Ahora pensemos en un videoclub (¿existen todavía los videoclubes?) cuya política es similar, donde en los estantes no se encuentran –no digamos películas de Olmedo y Porcel porque eso sería muy fácil– sino de Campanella; y si uno pide la última de Scorsese, recibe como respuesta “Scorsese sólo hasta Taxi Driver” o si pregunta por una de Reygadas le contestan “si quiere cine latinoamericano, vaya al Bafici”.
No he conocido librerías ni videoclubles tan radicales, pero sí la disquería (¿existen todavía las disquerías?) El Agujerito de la Galería del Este en los ’80. Allí reinaba el inolvidable Gabriel, un maestro en el arte de humillar al cliente. Si alguien osaba pedir, por ejemplo, un disco de Julio Iglesias, no se daba por aludido. En casos menos flagrantes, digamos un disco de Yes, se limitaba a mirar a la víctima y parpadear. Hoy, este mismo personaje es corredor de libros de la refinada editorial Letranómada, y sería el encargado ideal de nuestra librería imaginaria.
Pensé en estas figuras de la sana represión cultural después de una experiencia extrema que tuve en estos días. Pasé por Pinamar, donde hay una vinoteca que se llama Finnegans, cuyo nombre sugiere una intención elitista. Según dice en la puerta, allí se venden vino y cigarros. Pero no se vende otra cosa que vino y cigarros. En realidad, hoy cigarros tampoco se venden porque las restricciones a la importación lo impiden.
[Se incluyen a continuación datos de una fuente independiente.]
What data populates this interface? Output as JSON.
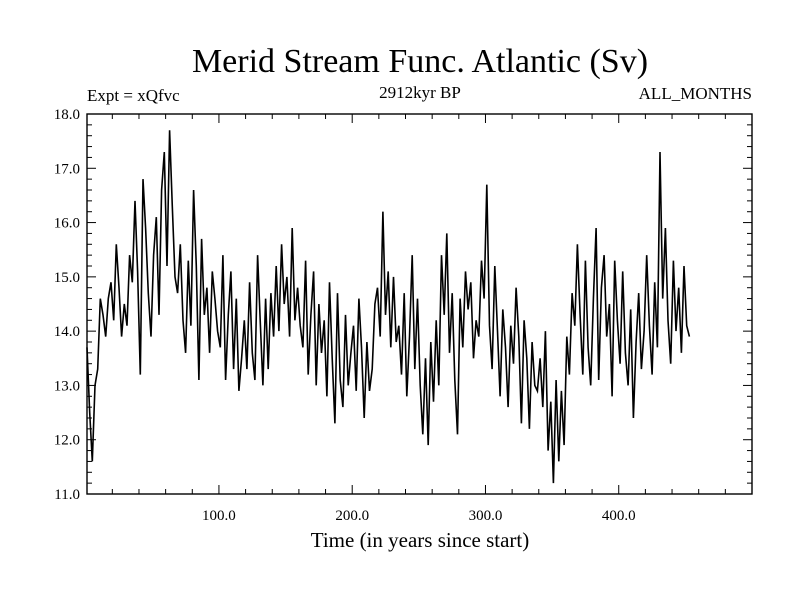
{
  "chart_data": {
    "type": "line",
    "title": "Merid Stream Func. Atlantic (Sv)",
    "subtitle_left": "Expt = xQfvc",
    "subtitle_center": "2912kyr BP",
    "subtitle_right": "ALL_MONTHS",
    "xlabel": "Time (in years since start)",
    "ylabel": "",
    "xlim": [
      1,
      500
    ],
    "ylim": [
      11.0,
      18.0
    ],
    "x_ticks": [
      100,
      200,
      300,
      400
    ],
    "x_tick_labels": [
      "100.0",
      "200.0",
      "300.0",
      "400.0"
    ],
    "y_ticks": [
      11,
      12,
      13,
      14,
      15,
      16,
      17,
      18
    ],
    "y_tick_labels": [
      "11.0",
      "12.0",
      "13.0",
      "14.0",
      "15.0",
      "16.0",
      "17.0",
      "18.0"
    ],
    "series": [
      {
        "name": "Merid Stream Func. Atlantic",
        "x_start": 1,
        "x_step": 2,
        "values": [
          13.7,
          12.5,
          11.6,
          13.0,
          13.3,
          14.6,
          14.3,
          13.9,
          14.6,
          14.9,
          14.2,
          15.6,
          14.8,
          13.9,
          14.5,
          14.1,
          15.4,
          14.9,
          16.4,
          15.1,
          13.2,
          16.8,
          15.9,
          14.7,
          13.9,
          15.4,
          16.1,
          14.3,
          16.6,
          17.3,
          15.2,
          17.7,
          16.3,
          15.0,
          14.7,
          15.6,
          14.2,
          13.6,
          15.3,
          14.1,
          16.6,
          15.2,
          13.1,
          15.7,
          14.3,
          14.8,
          13.6,
          15.1,
          14.6,
          14.0,
          13.7,
          15.4,
          13.1,
          14.3,
          15.1,
          13.3,
          14.6,
          12.9,
          13.5,
          14.2,
          13.3,
          14.9,
          13.6,
          13.1,
          15.4,
          14.2,
          13.0,
          14.6,
          13.3,
          14.7,
          13.9,
          15.2,
          14.0,
          15.6,
          14.5,
          15.0,
          13.9,
          15.9,
          14.2,
          14.8,
          14.1,
          13.7,
          15.3,
          13.2,
          14.3,
          15.1,
          13.0,
          14.5,
          13.6,
          14.2,
          12.8,
          14.9,
          13.5,
          12.3,
          14.7,
          13.1,
          12.6,
          14.3,
          13.0,
          13.6,
          14.1,
          12.9,
          14.6,
          13.7,
          12.4,
          13.8,
          12.9,
          13.3,
          14.5,
          14.8,
          13.9,
          16.2,
          14.3,
          15.1,
          13.7,
          15.0,
          13.8,
          14.1,
          13.2,
          14.7,
          12.8,
          13.9,
          15.4,
          13.3,
          14.6,
          13.0,
          12.1,
          13.5,
          11.9,
          13.8,
          12.7,
          14.2,
          13.0,
          15.4,
          14.3,
          15.8,
          13.6,
          14.7,
          13.1,
          12.1,
          14.6,
          13.7,
          15.1,
          14.4,
          14.9,
          13.5,
          14.2,
          13.9,
          15.3,
          14.6,
          16.7,
          14.1,
          13.3,
          15.2,
          14.0,
          12.8,
          14.4,
          13.7,
          12.6,
          14.1,
          13.4,
          14.8,
          13.9,
          12.3,
          14.2,
          13.5,
          12.2,
          13.8,
          13.0,
          12.9,
          13.5,
          12.6,
          14.0,
          11.8,
          12.7,
          11.2,
          13.1,
          11.6,
          12.9,
          11.9,
          13.9,
          13.2,
          14.7,
          14.1,
          15.6,
          14.3,
          13.2,
          15.3,
          13.7,
          13.0,
          14.6,
          15.9,
          13.1,
          14.8,
          15.4,
          13.9,
          14.5,
          12.8,
          15.3,
          14.2,
          13.4,
          15.1,
          13.6,
          13.0,
          14.4,
          12.4,
          13.8,
          14.7,
          13.3,
          14.0,
          15.4,
          14.1,
          13.2,
          14.9,
          13.7,
          17.3,
          14.6,
          15.9,
          14.2,
          13.4,
          15.3,
          14.0,
          14.8,
          13.6,
          15.2,
          14.1,
          13.9
        ]
      }
    ]
  }
}
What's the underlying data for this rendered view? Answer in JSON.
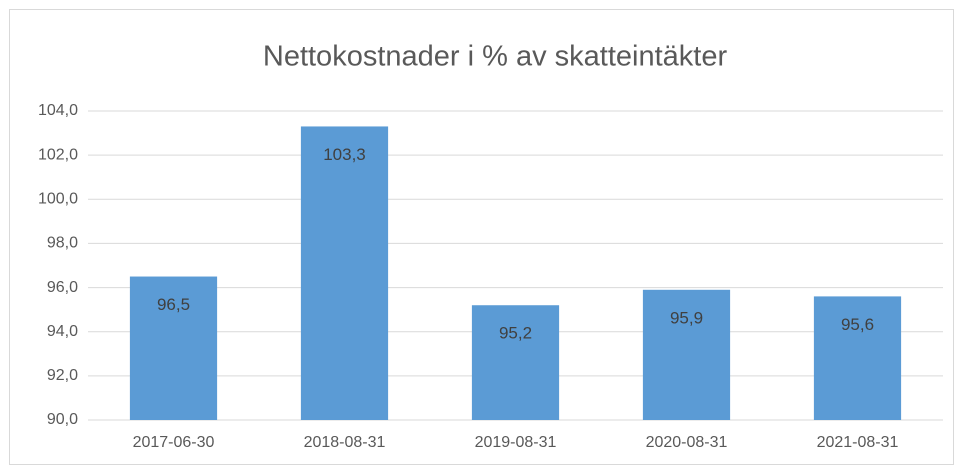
{
  "chart_data": {
    "type": "bar",
    "title": "Nettokostnader i % av skatteintäkter",
    "categories": [
      "2017-06-30",
      "2018-08-31",
      "2019-08-31",
      "2020-08-31",
      "2021-08-31"
    ],
    "values": [
      96.5,
      103.3,
      95.2,
      95.9,
      95.6
    ],
    "value_labels": [
      "96,5",
      "103,3",
      "95,2",
      "95,9",
      "95,6"
    ],
    "color": "#5b9bd5",
    "ylim": [
      90,
      104
    ],
    "yticks": [
      {
        "value": 90,
        "label": "90,0"
      },
      {
        "value": 92,
        "label": "92,0"
      },
      {
        "value": 94,
        "label": "94,0"
      },
      {
        "value": 96,
        "label": "96,0"
      },
      {
        "value": 98,
        "label": "98,0"
      },
      {
        "value": 100,
        "label": "100,0"
      },
      {
        "value": 102,
        "label": "102,0"
      },
      {
        "value": 104,
        "label": "104,0"
      }
    ],
    "grid": true
  }
}
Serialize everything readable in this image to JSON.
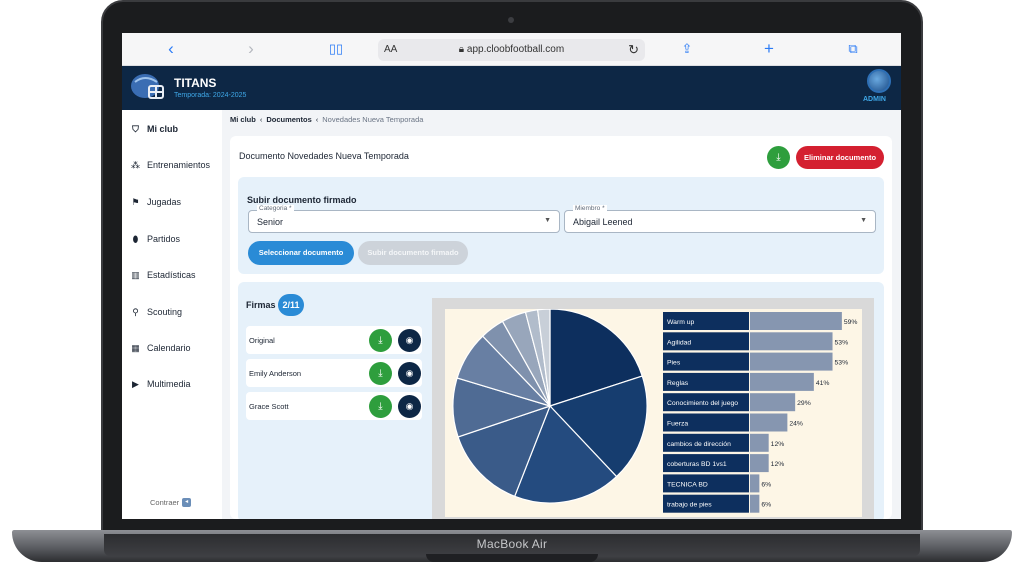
{
  "device": {
    "brand": "MacBook Air"
  },
  "browser": {
    "url": "app.cloobfootball.com",
    "aa_label": "AA",
    "icons": [
      "back-icon",
      "forward-icon",
      "bookmarks-icon",
      "lock-icon",
      "reload-icon",
      "share-icon",
      "new-tab-icon",
      "tabs-icon"
    ]
  },
  "header": {
    "club_name": "TITANS",
    "season": "Temporada: 2024-2025",
    "role": "ADMIN"
  },
  "sidebar": {
    "items": [
      {
        "label": "Mi club",
        "icon": "club-icon",
        "active": true
      },
      {
        "label": "Entrenamientos",
        "icon": "training-icon"
      },
      {
        "label": "Jugadas",
        "icon": "plays-icon"
      },
      {
        "label": "Partidos",
        "icon": "ball-icon"
      },
      {
        "label": "Estadísticas",
        "icon": "stats-icon"
      },
      {
        "label": "Scouting",
        "icon": "search-icon"
      },
      {
        "label": "Calendario",
        "icon": "calendar-icon"
      },
      {
        "label": "Multimedia",
        "icon": "play-icon"
      }
    ],
    "collapse_label": "Contraer"
  },
  "breadcrumb": {
    "items": [
      "Mi club",
      "Documentos",
      "Novedades Nueva Temporada"
    ]
  },
  "document": {
    "title": "Documento Novedades Nueva Temporada",
    "delete_label": "Eliminar documento"
  },
  "upload": {
    "title": "Subir documento firmado",
    "category": {
      "label": "Categoria *",
      "value": "Senior"
    },
    "member": {
      "label": "Miembro *",
      "value": "Abigail Leened"
    },
    "select_button": "Seleccionar documento",
    "upload_button": "Subir documento firmado"
  },
  "firmas": {
    "title": "Firmas",
    "count": "2/11",
    "rows": [
      {
        "name": "Original"
      },
      {
        "name": "Emily Anderson"
      },
      {
        "name": "Grace Scott"
      }
    ]
  },
  "chart_data": {
    "type": "bar",
    "categories": [
      "Warm up",
      "Agilidad",
      "Pies",
      "Reglas",
      "Conocimiento del juego",
      "Fuerza",
      "cambios de dirección",
      "coberturas BD 1vs1",
      "TECNICA BD",
      "trabajo de pies"
    ],
    "values": [
      59,
      53,
      53,
      41,
      29,
      24,
      12,
      12,
      6,
      6
    ],
    "value_labels": [
      "59%",
      "53%",
      "53%",
      "41%",
      "29%",
      "24%",
      "12%",
      "12%",
      "6%",
      "6%"
    ],
    "pie_colors": [
      "#0d2f5e",
      "#163d6f",
      "#244b7f",
      "#3a5b89",
      "#4f6b94",
      "#687fa3",
      "#7f91ad",
      "#98a6bb",
      "#b1bccb",
      "#c8cfd8"
    ],
    "bar_color": "#8696b0",
    "label_bg": "#0d2f5e"
  }
}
Mientras estaba adentro, un despistado osó preguntar si tenían vodka: “Esas cosas no las va a encontrar acá”, le contestaron con amable sorna. Claro que tampoco se vende cualquier vino, y no hablo de los baratos. Con asombro descubrí que no hay blancos ni rosados.
El dueño, Sergio Vallina, no los considera vinos (con lo que a mí me gustan los blancos y rosados). Según declara, no hay nada en los estantes que no le parezca de una calidad alta y entre las botellas predominan las de bodegas chicas, casi imposibles de encontrar en la Costa. Vallina fue profesor de semiótica en la Universidad de La Plata, vive en Cariló todo el año y su local, de una prolijidad maníaca, incluye una biblioteca y cuadros originales.
Como si quisiera intimidar aun más a los clientes, en una silla se exhibe la Historia de la Revolución Rusa de Trotsky. Según Vallina, es las Memorias del General Paz el mejor libro de historia que conoce. Finnegans no acepta tarjetas de crédito y pedir rebaja se considera una ofensa. Abierto todo el año y recomendado a los amantes del turismo de aventura.